Hallo zusammen,
bin ziemlich ratlos und hoffe auf eure Hilfe. Meine Erdwärmepumpe (Viessmann Vitocal 300-G, 10kW) läuft seit März 2023 und hat am Anfang traumhaft funktioniert. Der COP lag konstant bei 4,1 und ich war super zufrieden.
Seit diesem Frühjahr merke ich aber, dass die Effizienz deutlich nachgelassen hat. Laut meinem Energiemonitor pendelt der COP jetzt nur noch zwischen 3,0 und 3,4. Das ist schon ein ordentlicher Unterschied bei den Stromkosten.
Die Soletemperaturen sind auch niedriger als früher - früher hatte ich im Winter konstant um die 8°C, jetzt sind es nur noch 5-6°C. Die Erdsonde ist 120m tief und war vom Fachbetrieb berechnet worden.
Hab schon mal den Filter gewechselt und die Umwälzpumpe überprüft, aber das hat nichts gebracht. Jetzt im Sommer wollte ich das Problem angehen, bevor die nächste Heizperiode startet.
Hat jemand ähnliche Erfahrungen gemacht? Kann sich eine Erdsonde wirklich so schnell verschlechtern? Oder liegt es vielleicht an der Pumpe selbst?
Danke für eure Tipps!
Ich sehe das etwas kritischer als die anderen hier. Ein COP-Verlust von fast 1,0 Punkt in nur 3 Jahren ist definitiv nicht normal und deutet auf einen ernsten Defekt hin.
Mögliche Ursachen:
1. Leckage im Sole-Kreislauf mit Wasserverdünnung
2. Verschmutzung des Wärmetauschers durch Korrosion oder Biofilm
3. Defekte Sensoren führen zu falschen Regelparametern
4. Nachlassende Verdichterleistung
Die sinkenden Sole-Temperaturen sind ein klares Alarmsignal. Ich würde dringend eine professionelle Inspektion empfehlen, inkl. Dichtheitsprüfung und Wärmetauscher-Reinigung. Das ist kein "normaler Verschleiß" wie manche behaupten.

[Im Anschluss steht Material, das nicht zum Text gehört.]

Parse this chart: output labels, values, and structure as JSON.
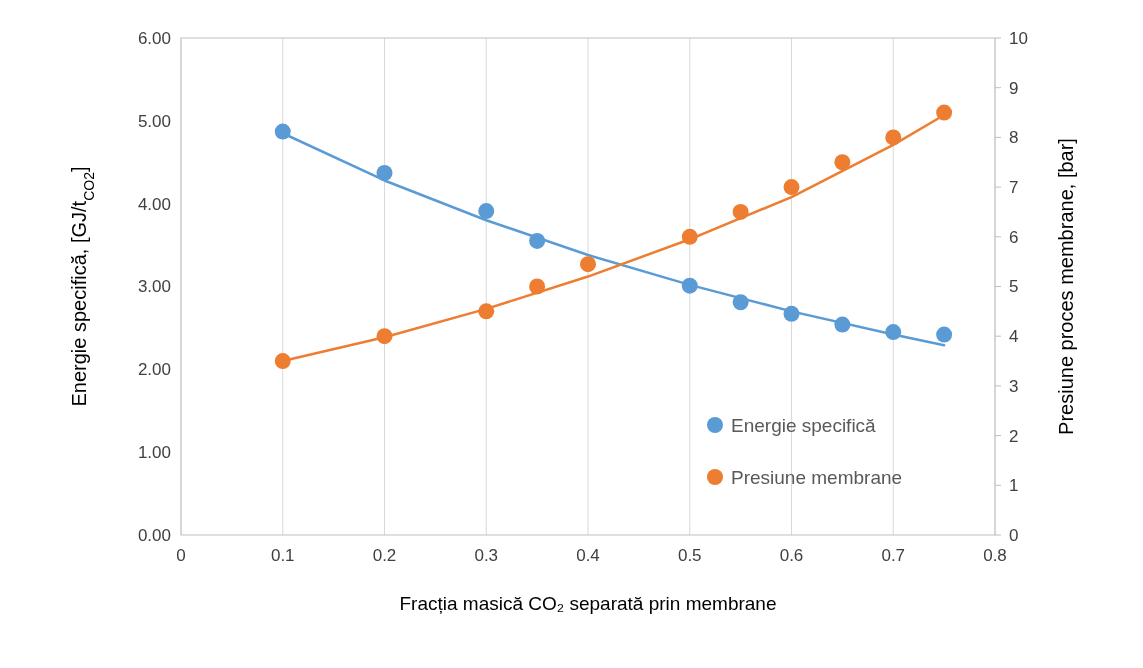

Bei ordnungsgemäßer Installation und Wartung sollte eine Erdsonde problemlos 20+ Jahre halten ohne nennenswerten Effizienzverlust.
120m für 10kW ist eigentlich ok dimensioniert, sollte reichen. Aber hast du mal geschaut ob die Umwälzpumpe richtig läuft?
Bei mir wars auch mal so ähnlich und am Ende war die Solepumpe defekt - lief zwar noch aber mit deutlich weniger Durchfluss. Das merkst du nicht sofort aber der COP geht dann langsam runter.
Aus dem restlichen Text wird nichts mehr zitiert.